The other night, I was strongly reminded of Henry David Thoreau’s book Walden. As some of you know, I am not exactly Mr. Thoreau’s greatest fan, and I hold special enmity in my heart for Walden. In the book, he waxes eloquently about the joys of living in nature, while in fact; he is living on a corner of his friend Emerson’s estate in a completely civilized part of New England. I can go on, but I am told that people actually like the book. My problem is that despite my dislike for it, it stands out in my mind at odd times. There is a section in the book where Thoreau talks about the travails of warring ants. No doubt he meant to make a larger point, but the image that I always get is that he was so bored or lonely or something that he was watching ants. This struck me as relatively insane until the other night when 6 of us sat around a table for close to 2 hours watching ants carry away some bread that the were ripping off for them seeing how large a piece that they could carry off the table without falling to their doom. This was no passive activity either. We were all standing around the table eagerly, cheering loudly when they fell, videoing the action, and overall being completely fascinated. The episode testifies to the limited options that we have more evening entertainment. We have no television. The guesthouse’s electricity has been spotty at best lately. We all already spend a lot of time reading, so ants consumed our interest for quite a while.
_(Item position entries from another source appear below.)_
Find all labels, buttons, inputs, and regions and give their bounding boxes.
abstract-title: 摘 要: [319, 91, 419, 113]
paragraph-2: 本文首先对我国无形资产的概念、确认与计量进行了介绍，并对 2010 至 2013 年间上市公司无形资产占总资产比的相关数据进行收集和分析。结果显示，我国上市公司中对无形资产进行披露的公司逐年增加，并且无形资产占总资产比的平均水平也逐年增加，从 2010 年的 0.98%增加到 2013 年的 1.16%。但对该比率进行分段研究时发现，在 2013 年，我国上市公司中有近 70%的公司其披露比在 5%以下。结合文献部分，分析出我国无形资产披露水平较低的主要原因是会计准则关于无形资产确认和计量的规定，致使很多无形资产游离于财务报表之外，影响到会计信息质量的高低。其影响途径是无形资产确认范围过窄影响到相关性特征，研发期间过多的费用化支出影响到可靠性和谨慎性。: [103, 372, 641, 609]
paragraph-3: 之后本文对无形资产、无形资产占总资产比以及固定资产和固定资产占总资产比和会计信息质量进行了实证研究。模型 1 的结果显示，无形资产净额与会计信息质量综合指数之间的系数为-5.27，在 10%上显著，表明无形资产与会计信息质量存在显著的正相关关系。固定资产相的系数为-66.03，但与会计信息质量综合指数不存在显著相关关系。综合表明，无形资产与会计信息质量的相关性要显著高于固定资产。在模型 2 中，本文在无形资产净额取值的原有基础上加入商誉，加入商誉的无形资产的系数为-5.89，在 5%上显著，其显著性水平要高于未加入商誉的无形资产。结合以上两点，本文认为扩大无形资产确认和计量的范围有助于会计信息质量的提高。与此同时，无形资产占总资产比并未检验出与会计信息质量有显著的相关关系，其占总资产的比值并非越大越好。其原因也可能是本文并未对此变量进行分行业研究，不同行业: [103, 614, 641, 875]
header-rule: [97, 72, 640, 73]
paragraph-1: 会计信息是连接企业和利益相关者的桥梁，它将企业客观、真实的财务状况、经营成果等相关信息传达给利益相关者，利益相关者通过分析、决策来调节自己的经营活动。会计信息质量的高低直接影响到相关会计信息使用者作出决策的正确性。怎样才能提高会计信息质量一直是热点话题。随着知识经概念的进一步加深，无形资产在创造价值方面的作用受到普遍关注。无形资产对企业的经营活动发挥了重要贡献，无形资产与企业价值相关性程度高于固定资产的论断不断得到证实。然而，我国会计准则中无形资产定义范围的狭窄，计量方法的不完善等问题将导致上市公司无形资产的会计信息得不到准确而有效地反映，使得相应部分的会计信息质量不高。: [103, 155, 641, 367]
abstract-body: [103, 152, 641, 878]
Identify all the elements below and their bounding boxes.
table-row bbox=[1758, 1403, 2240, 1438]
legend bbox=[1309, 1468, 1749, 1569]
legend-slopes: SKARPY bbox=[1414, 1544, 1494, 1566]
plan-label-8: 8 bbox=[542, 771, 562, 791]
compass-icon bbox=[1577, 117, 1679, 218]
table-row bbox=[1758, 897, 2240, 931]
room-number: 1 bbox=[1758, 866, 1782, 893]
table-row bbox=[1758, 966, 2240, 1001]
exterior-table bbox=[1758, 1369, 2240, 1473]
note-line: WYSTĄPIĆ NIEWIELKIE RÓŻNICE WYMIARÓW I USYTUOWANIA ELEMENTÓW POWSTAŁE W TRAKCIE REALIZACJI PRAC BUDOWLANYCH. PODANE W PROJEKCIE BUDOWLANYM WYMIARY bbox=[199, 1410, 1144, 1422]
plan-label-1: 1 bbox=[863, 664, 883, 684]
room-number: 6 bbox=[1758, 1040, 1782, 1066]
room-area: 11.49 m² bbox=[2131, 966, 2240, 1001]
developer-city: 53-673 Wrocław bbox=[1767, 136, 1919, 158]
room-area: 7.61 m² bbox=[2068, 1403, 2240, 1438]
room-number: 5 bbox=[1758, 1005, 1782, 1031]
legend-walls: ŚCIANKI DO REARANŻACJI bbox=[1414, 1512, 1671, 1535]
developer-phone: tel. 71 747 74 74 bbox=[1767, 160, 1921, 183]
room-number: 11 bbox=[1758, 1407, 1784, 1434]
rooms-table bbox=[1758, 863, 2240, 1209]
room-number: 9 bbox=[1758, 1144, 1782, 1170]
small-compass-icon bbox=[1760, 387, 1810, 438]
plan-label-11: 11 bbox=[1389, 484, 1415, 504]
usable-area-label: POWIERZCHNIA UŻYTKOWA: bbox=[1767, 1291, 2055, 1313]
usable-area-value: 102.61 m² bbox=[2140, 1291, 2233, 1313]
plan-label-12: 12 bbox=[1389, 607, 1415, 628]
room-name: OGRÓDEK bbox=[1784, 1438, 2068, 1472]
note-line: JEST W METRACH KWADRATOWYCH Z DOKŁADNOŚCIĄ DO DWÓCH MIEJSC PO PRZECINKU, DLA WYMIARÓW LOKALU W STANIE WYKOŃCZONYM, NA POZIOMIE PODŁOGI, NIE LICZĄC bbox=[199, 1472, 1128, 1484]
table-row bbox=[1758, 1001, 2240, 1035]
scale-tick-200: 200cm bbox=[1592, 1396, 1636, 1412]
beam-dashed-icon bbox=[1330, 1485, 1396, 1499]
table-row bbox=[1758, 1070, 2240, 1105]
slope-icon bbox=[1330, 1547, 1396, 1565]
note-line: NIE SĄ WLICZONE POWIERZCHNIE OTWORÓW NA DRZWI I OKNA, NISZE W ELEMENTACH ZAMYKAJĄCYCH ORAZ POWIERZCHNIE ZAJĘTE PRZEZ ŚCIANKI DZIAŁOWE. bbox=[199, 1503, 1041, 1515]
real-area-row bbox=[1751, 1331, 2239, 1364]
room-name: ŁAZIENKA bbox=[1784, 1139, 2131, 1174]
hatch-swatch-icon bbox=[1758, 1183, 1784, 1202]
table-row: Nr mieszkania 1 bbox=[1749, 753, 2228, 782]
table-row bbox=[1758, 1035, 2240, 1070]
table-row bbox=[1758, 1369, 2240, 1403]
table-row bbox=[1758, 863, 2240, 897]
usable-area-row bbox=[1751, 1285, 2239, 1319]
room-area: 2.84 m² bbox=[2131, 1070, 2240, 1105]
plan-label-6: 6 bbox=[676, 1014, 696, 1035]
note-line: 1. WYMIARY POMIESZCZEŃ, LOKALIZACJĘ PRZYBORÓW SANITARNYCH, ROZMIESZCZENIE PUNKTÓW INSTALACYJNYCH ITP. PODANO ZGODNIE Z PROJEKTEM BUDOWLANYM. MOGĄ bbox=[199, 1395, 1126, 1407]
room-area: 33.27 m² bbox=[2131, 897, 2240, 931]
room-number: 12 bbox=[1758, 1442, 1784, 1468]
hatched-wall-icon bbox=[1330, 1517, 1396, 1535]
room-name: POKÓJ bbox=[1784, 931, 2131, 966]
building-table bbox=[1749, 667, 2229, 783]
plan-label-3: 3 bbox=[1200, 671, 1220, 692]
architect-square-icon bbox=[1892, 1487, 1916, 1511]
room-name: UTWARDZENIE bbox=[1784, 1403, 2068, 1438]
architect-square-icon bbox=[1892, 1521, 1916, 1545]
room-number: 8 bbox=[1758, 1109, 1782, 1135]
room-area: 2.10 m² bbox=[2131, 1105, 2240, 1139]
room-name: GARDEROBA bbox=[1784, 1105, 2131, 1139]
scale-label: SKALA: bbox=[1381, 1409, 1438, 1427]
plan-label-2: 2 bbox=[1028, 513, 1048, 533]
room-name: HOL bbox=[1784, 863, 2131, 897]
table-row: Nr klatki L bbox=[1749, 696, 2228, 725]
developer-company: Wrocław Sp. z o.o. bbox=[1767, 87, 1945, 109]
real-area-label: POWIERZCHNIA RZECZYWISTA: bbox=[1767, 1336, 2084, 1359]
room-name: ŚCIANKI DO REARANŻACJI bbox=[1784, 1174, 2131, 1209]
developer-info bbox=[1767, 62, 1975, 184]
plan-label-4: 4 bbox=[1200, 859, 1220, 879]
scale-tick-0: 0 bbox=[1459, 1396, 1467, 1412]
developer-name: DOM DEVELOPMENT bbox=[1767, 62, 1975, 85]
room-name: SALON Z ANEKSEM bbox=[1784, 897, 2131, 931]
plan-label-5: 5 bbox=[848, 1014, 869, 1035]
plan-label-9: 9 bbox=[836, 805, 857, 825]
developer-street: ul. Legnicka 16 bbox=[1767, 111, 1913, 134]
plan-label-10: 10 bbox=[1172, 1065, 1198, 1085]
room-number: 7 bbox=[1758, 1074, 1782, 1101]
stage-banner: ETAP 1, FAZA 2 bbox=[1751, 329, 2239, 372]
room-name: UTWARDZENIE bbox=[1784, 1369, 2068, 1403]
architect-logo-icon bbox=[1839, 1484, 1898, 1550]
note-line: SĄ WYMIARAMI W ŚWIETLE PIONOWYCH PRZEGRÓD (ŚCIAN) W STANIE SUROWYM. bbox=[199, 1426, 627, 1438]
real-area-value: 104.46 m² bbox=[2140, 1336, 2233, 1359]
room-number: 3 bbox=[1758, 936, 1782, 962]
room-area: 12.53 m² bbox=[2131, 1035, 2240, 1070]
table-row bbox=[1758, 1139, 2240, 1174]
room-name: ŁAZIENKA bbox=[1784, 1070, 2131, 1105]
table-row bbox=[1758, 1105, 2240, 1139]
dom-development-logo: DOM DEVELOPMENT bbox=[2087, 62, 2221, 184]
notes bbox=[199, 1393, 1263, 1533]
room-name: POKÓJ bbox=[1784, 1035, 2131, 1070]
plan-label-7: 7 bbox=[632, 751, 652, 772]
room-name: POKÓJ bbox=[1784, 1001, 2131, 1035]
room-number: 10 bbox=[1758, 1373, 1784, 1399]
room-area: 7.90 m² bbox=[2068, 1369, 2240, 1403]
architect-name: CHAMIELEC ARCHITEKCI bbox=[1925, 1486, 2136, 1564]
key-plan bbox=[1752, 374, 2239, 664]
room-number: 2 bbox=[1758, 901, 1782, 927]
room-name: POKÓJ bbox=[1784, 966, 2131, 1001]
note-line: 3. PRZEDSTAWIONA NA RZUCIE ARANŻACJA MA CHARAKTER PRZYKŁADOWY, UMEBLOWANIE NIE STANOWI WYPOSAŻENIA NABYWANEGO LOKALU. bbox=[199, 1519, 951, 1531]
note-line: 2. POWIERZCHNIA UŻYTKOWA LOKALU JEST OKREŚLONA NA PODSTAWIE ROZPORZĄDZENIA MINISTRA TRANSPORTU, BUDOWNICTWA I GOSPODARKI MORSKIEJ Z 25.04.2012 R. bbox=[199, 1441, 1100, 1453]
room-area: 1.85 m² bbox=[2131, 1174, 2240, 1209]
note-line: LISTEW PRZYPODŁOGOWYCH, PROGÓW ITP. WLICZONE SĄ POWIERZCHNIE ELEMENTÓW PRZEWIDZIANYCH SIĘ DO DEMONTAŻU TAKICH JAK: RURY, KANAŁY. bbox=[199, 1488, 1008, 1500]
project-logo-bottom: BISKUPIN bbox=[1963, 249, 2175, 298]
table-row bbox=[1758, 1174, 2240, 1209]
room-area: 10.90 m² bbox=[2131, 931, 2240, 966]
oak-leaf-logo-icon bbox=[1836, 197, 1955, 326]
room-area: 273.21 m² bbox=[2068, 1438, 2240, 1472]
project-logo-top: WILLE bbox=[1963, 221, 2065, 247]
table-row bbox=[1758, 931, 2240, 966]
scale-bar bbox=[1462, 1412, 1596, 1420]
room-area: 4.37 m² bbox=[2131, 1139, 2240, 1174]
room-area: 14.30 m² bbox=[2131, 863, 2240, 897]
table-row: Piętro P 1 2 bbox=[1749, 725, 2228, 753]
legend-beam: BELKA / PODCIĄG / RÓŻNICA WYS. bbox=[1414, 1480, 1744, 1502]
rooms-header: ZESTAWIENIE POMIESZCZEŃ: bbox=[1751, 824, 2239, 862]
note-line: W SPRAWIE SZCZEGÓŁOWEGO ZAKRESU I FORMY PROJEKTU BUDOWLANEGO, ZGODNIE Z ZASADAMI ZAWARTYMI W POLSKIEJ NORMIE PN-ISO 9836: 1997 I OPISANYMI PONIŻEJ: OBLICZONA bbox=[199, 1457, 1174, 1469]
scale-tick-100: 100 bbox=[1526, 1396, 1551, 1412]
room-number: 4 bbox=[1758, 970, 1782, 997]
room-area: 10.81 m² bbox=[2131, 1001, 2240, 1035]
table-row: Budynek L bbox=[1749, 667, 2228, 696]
This may look like score more to Thoreau, but despite the equally limited options for entertainment, there is a sharp distinction between Walden and Nyumbani – community. Last night, Patrick (a new long term volunteer from America) and I were leading a college group from Chicago around on prayer visits. The first home that my group and I went into started out fairly normal. We found one of the older children who spoke English, asked what they wanted to pray about, and prayed with them. Just as we were getting ready to leave, our impromptu-translator Florence asked if we could sit back down because the Shushu wished to give us a gift. Not knowing what to expect, we sat back down. It turned out that the Shushu kept a number of chickens and wish to slaughter and cook one for us. I admit that I had to think about this for a second. On the one hand, a chicken dinner represents a major expense for her family. One chicken equates to about 3 days wages a minimum wage. However, what won out in the end was the sense that she was giving us this incredible gift, and it would be a terrible thing not to honor that. So, we stayed. We ended up hanging out with the family for almost 3 hours watching them cook, singing worship songs, and learning more about each other. There were a couple 8th graders from Nyumbani Teen Club that came by. The Shushu did a dance to recognized honored guest, and we sat down to eat. The food itself was excellent. Along with the chicken, the made soup, chipati, and potatoes. It was sometimes difficult to tell what part of the chicken one was eating (I definitely ate the lungs and the heart), but it was an absolutely unforgettable experience. After the meal was over, the Shushu prayed over us. I will never know what words she said in her prayer, but the force and spirit behind the prayer was palpable. In missions, it is sometimes easy to slip into the idea that we minister to the people in our assigned community. However, tonight, with the meal and the Shushu’s prayer, it reminded me that we are in ministry with the community. We all ministered to each other last night sharing the love of God.
Patrick’s group had similar success. At their first house, everyone from every house in the cluster of four squeezed into one room to pray together, and they perfuse in their invitation to come back again. Overall, this was the single most successful evening of prayer visits yet. In a way, it is sad to think that I leave the village so soon.
Everything else here in the village is starting to wrap up for me as well. I finished the student computer lab in the polytechnic and help convince them to start upgrades on the facilities to prevent so much dust from blowing in and killing the computers. Construction on the new walls has already begun (much to my surprise). My teen club partners Suzanne and Dee left at the beginning of the week, so Nyumbani Teen Club is in its last week. Friday, I taught my last preschool lesson with Lettie. I leave the village on Saturday to return to Limuru for a week. In less wistful news, I now share my room with two kittens, Ginger and Sir Stripes-a-lot (I take no blame or credit for their names), and their mother, Lulu. They were born about a month ago and previously lived with another volunteer who left, so, now they live with me. They are fairly adorable and mostly wander around my room doing things that are cute. It gives the place more of a homey feeling.
In terms of upcoming logistics, expect one more post this week either Friday or Saturday wrapping up my time in the village. From here, I am in Lumuru for a week doing more class, then London for 2 days to visit my brother, Drew, and then it is off to Peru. In short, you can expect updates all the way through August 22nd, when I go back to class. Please stay tune, and as always, thanks so much for your thoughts, comments, and prayers.